Nie zmienia to faktu, że seria jest legendą i dla wielu jest najlepszym RPG jaki wkroczył na pecety, więc tak czy siak jeśli nie próbowałeś, zagraj.
Ja należę do grupy, kytórych BG wyrwało siedzenia, a BG2 w kosmos. Niby fantasy, a gracz budzi się w kosmosie. To dopiero majstersztyk.
Ja osobiście jestem w mniejszości, która uważa, że BG II był najsłabszą częścią serii (po BG i BG: Tron Bhaala) - czyli skromne 9,5/10.

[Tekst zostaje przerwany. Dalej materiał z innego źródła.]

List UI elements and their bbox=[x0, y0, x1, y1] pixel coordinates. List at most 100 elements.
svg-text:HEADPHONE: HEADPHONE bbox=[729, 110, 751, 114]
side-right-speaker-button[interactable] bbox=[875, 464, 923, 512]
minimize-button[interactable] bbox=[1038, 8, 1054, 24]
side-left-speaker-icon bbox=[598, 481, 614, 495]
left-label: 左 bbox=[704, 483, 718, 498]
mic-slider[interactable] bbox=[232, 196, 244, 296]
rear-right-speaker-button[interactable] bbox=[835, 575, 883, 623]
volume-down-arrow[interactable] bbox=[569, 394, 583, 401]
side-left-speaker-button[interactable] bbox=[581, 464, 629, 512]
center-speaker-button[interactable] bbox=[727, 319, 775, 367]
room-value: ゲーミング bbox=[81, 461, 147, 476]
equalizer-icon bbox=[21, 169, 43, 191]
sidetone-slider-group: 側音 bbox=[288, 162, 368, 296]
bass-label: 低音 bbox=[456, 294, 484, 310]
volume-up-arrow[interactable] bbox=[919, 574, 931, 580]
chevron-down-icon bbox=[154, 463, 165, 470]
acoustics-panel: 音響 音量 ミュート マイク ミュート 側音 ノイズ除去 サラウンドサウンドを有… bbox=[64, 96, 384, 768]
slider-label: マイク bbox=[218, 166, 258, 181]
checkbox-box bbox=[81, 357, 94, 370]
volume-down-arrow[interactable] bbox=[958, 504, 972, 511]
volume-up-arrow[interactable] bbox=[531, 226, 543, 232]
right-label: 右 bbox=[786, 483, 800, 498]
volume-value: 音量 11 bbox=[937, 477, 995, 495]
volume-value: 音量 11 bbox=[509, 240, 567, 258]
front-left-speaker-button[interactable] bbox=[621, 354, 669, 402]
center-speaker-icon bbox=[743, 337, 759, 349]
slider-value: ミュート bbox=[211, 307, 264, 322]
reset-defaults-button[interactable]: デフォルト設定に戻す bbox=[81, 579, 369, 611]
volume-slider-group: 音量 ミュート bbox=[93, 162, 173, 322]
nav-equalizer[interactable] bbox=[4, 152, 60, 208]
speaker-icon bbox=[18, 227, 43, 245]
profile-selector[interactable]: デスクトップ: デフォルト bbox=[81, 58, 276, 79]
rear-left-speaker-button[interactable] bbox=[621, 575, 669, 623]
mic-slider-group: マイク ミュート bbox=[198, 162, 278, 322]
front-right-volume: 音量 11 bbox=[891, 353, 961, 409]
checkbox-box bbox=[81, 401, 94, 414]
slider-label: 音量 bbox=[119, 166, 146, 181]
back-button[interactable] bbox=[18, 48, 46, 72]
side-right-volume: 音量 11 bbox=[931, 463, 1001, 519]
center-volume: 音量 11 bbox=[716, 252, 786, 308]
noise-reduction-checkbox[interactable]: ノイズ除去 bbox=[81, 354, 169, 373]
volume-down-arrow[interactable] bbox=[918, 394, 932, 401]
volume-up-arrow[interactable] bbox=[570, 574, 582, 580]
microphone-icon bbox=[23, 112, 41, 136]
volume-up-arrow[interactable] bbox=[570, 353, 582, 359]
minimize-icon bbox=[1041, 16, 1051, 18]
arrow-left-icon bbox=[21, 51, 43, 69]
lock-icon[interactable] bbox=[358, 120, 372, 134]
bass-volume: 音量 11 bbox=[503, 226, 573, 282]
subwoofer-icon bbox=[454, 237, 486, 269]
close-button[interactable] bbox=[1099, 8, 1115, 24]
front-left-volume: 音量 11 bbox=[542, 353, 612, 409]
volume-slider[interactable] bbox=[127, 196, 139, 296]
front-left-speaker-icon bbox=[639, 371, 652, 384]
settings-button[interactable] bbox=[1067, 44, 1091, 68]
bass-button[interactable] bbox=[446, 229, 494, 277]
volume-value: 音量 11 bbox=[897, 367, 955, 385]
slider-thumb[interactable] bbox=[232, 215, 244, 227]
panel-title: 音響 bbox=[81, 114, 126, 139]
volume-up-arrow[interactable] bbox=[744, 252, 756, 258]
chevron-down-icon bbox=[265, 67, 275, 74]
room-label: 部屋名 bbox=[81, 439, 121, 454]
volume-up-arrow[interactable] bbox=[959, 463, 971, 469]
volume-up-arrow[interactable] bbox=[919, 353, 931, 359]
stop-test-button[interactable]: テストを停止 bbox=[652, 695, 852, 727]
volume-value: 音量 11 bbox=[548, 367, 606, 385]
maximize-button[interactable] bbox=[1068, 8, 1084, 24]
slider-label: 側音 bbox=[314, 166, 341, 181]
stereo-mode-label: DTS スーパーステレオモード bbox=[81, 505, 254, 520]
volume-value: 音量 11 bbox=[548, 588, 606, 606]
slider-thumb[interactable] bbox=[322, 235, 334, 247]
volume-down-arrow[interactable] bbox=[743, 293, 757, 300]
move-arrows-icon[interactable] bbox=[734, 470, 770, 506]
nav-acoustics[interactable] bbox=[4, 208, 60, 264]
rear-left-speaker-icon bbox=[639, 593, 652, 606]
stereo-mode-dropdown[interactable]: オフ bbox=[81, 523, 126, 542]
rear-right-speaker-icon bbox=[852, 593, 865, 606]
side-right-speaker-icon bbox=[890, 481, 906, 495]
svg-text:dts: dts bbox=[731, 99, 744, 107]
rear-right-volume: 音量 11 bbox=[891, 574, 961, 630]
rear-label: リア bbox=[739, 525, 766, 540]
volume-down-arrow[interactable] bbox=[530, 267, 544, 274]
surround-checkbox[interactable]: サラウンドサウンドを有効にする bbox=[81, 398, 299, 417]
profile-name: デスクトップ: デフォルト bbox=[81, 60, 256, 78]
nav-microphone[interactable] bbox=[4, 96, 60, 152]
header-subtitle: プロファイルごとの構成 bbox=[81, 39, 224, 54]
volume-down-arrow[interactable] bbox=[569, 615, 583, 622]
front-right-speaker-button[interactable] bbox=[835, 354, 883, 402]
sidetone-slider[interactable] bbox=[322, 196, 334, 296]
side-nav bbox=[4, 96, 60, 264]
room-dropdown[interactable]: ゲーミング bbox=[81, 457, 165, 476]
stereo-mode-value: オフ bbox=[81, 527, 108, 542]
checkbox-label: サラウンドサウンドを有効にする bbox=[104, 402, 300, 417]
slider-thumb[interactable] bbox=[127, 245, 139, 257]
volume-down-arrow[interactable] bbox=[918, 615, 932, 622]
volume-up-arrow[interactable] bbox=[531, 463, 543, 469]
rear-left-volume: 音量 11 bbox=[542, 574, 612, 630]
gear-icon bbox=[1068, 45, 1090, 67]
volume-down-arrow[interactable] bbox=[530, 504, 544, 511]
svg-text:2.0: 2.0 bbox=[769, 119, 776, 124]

Absolutnie jest to zjawiskowa seria, fantastyczna fabuła, klimat, wykonanie. To nieprawda, że te gry się postarzały, w ogóle tak nie uważam. Przeciętny RPG w 3D z 2010 roku (np. Risen) prezentuje się dziś od strony graficznej znacznie gorzej niż Baldur's Gate z 1998.
@ kylo
eh, jako gracz pasjonat szczególnie od crpgów ciebie brak udogodnień nie razi i nie masz z tym problemu, bo oczywiście da się wszystko ogarnąć, ale weź się zdystansuj i wyobraź sobie, że masz na takim interface'e grać chociażby w np. Neverwinter Nights i to wizardem. LPM by ci odpadł od przeklikiwania się przez księgę czarów i magiczne przedmioty :P
A animacje i sprite'y zestarzały się i to na EE widać nawet bardziej, bo sobie można przybliżyć :P Moim zdaniem to te EE jest skokiem na kasę. Serio, nie dali rady zrobić high-res sprite'ów czy po prostu meshy 3d? Efekty też takie sobie. Zobacz sobie efekty w najnowszym Dragon Age'u(a nawalili ich aż za dużo) i powiedz mi które są lepsze... To co się w crpgach na infinity starzeje mniej, a nawet powiedziałbym 'dojrzewa', to te świetne, bogate w detale prerenderowane tła, to jest oczywista przewaga nowszych gier 2d, nad nawet obecnymi 3d, dlatego ciągle takie gry powstają.
Czy zagrać? Jeden z 10 najlepszych cRPG ever więc zagrać trzeba. lepiej w to po raz 10 niż w ten nowoczesny syf po raz pierwszy.